25 March 2025
A collaborative approach to enhancement

Author
Dr Dom Henri
Senior Lecturer in the School of Natural Sciences at the University of Hull; Principal Fellow of the Higher Education Academy and National Teaching Fellow
There was a recent report jointly published by the Royal Society and the British Academy which considered the state of the funding landscape for educational research since 2010, outlining multiple current and future challenges to UK educational research funding. Education research suffers from the lack of a dedicated research council (compared to say medical research) – and the future security of national support to improve educational practice is unclear. Such investment in education research will be essential in sustaining a sector in crisis – a key source of solutions to the challenges we face today and the rapidly changing expectations of what universities will be able to achieve in the near future.
QAA's support for its series of Collaborative Enhancement Projects – or CEPs – offers one of the few examples of where dedicated funding for this kind of work can be found. It funds work which is essential to the future of the sector – from studies of how we might most appropriately respond to the emergence and proliferation of generative AI, say, to research on how we evolve what higher education does to best meet the needs of its most important stakeholders (our students). There are precious few other opportunities for such work to be supported in this kind of way. And we've yet to see the full array of benefits from such work – whose longer-term impacts will accrue increasing amounts of value for our sector, students and colleagues as the earliest projects continue to mature.
This kind of support has proven, and continues to prove, invaluable to the work, prestige and profiles of colleagues, like me, who have chosen education-focused pathways for our academic career. Indeed, I'm not exaggerating when I say that the opportunity to participate in a CEP has had a massive impact on my career, as it was a crucial element of my successful Principal Fellowship application.
Working in partnership with colleagues from Bishop Burton College, Cardiff, Chester, Leicester and Newcastle Universities, I'm currently one of the leads on a QAA-funded CEP charting the possibilities of competence-based assessment strategies. This project is itself a follow-up on from an earlier CEP lead by the University of Hull, which more broadly explored competence-based education. These are part of a series of projects we've developed at Hull redefining higher education to embrace a shift from a knowledge-based curriculum towards a competence-based model – one which holistically promotes what our students can do and who they can be.
One might say that, in a way, that strategy is echoed in the collaborative, enhancement-focused, practice-led approach that underpins these CEPs.

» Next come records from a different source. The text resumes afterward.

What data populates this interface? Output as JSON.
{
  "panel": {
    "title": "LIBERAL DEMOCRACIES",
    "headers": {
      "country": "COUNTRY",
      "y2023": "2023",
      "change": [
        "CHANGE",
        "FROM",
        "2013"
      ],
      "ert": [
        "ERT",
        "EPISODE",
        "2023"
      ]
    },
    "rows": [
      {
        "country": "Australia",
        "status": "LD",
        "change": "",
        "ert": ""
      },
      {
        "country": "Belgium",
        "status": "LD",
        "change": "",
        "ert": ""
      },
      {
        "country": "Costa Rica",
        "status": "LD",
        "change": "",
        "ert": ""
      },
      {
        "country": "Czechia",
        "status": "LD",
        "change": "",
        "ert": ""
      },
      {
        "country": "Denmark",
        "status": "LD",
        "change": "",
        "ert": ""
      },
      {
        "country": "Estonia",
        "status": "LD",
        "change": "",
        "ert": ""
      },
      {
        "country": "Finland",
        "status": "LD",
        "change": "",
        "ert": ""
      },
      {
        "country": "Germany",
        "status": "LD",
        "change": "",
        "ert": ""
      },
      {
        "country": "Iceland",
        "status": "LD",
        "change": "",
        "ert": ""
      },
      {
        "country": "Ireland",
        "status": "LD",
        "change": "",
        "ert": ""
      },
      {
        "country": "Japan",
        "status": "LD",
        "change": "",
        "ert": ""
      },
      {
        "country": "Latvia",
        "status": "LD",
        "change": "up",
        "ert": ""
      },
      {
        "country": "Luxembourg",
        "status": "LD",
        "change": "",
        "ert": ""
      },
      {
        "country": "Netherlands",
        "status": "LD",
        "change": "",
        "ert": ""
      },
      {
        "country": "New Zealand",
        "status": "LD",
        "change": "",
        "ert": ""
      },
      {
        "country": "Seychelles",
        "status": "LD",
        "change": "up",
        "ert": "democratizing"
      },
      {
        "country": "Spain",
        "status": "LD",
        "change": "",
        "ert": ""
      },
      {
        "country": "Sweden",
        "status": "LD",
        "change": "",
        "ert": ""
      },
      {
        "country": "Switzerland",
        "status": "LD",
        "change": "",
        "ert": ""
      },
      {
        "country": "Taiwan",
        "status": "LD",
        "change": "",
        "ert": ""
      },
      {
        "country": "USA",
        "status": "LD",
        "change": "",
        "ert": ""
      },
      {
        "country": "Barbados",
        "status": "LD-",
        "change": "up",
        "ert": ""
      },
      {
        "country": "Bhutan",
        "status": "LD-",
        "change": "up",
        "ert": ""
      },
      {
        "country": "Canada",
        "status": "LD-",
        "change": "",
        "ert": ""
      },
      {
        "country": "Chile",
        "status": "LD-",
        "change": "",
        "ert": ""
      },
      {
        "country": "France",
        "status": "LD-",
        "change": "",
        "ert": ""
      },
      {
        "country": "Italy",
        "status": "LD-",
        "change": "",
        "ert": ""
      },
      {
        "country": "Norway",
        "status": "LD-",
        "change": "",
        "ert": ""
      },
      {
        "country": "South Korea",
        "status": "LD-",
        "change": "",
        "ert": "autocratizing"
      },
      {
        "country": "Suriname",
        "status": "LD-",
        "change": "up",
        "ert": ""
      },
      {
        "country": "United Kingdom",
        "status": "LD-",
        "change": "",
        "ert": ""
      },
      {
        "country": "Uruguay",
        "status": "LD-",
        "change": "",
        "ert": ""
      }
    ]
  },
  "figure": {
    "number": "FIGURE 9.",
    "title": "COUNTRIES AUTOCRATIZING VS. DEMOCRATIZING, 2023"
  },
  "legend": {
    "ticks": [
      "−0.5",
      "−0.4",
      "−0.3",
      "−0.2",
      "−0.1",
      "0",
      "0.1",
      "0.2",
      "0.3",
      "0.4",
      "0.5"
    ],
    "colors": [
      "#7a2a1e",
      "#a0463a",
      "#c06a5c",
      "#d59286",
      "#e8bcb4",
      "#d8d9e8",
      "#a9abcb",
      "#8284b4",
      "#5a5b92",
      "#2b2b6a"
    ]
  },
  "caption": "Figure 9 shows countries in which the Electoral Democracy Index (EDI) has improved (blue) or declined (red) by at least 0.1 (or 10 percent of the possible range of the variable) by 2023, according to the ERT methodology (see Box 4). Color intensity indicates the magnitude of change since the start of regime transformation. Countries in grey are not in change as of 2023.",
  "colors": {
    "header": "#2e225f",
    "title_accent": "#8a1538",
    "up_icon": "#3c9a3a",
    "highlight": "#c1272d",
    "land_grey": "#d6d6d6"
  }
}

These CEPs are properly collaborative – not just in terms of the partnerships between the providers who participate in them, but in terms of the relationships between the project delivery team and QAA. Indeed, the value of the support that our work has received isn't just about the money. The funding itself is of course very much appreciated – it makes the scope of the work possible – but the opportunities for advice, networking, profile-building, dissemination and impact which these awards bring to our projects are even more valuable.

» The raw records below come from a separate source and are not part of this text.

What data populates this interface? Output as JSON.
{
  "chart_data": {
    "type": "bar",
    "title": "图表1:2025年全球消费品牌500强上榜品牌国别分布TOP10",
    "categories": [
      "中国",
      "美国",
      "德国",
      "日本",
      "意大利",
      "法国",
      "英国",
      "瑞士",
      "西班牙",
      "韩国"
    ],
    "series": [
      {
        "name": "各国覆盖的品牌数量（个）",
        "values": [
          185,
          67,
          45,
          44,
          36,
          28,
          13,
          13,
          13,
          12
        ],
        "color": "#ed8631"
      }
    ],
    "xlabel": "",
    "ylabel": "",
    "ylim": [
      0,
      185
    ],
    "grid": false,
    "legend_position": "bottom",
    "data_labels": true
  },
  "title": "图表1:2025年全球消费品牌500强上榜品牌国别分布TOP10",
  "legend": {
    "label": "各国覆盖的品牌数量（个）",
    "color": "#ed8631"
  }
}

As QAA launches a new set of CEPs for 2025, it's worth sharing a little of what I've learnt from my engagement with these processes – to benefit, I hope, those just starting on these journeys, and those considering applying for similar opportunities in future, as well as offering some more general thoughts that might be of use to anyone entering, engaging in and managing such collaborative project work.
The support we have received from QAA extends far beyond financial aid. From our very first engagement – at the project inception meeting – and then in regular meetings throughout the course of the project, our contacts at QAA have helped us refine our project management processes by working with us to set and agree clear expectations, milestones, targets and strategies to mitigate risks. This rigorous and supportive process has helped us develop our professional and project-management skills – and keep our projects on track and ensure they deliver the kind of outcomes and outputs we've planned. Regular engagements with QAA's project support specialists have given us access to a breadth of sector expertise and to opportunities to be a part of QAA's broader work, to join wider conversations, networks and platforms, where our work can achieve more extensive impacts.
So, my advice is this: Take advantage of these shared purposes – this symbiosis. Our initial CEP engagement with QAA was a bit of a wake-up call for us, with our limited experience of coordinating national-level projects. That opportunity for close liaison through the course of the project was a new approach for us, but it was one which, I'm glad to say, we chose to lean into, and from which we were able to reap real benefits.
We've extended that collaborative approach to the way we've worked with our project partners. From the outset, we developed an agreement on what partnership in the project meant and our shared expectations of each other. As the project matures, we are moving towards a steering group model of working, attempting to develop a sense of shared ownership of key project outputs, with project partners contributing to the impetus that drives the work forward.
And that's a way of working which, beyond the scope of these projects, has transformed my approach to collaboration and project management.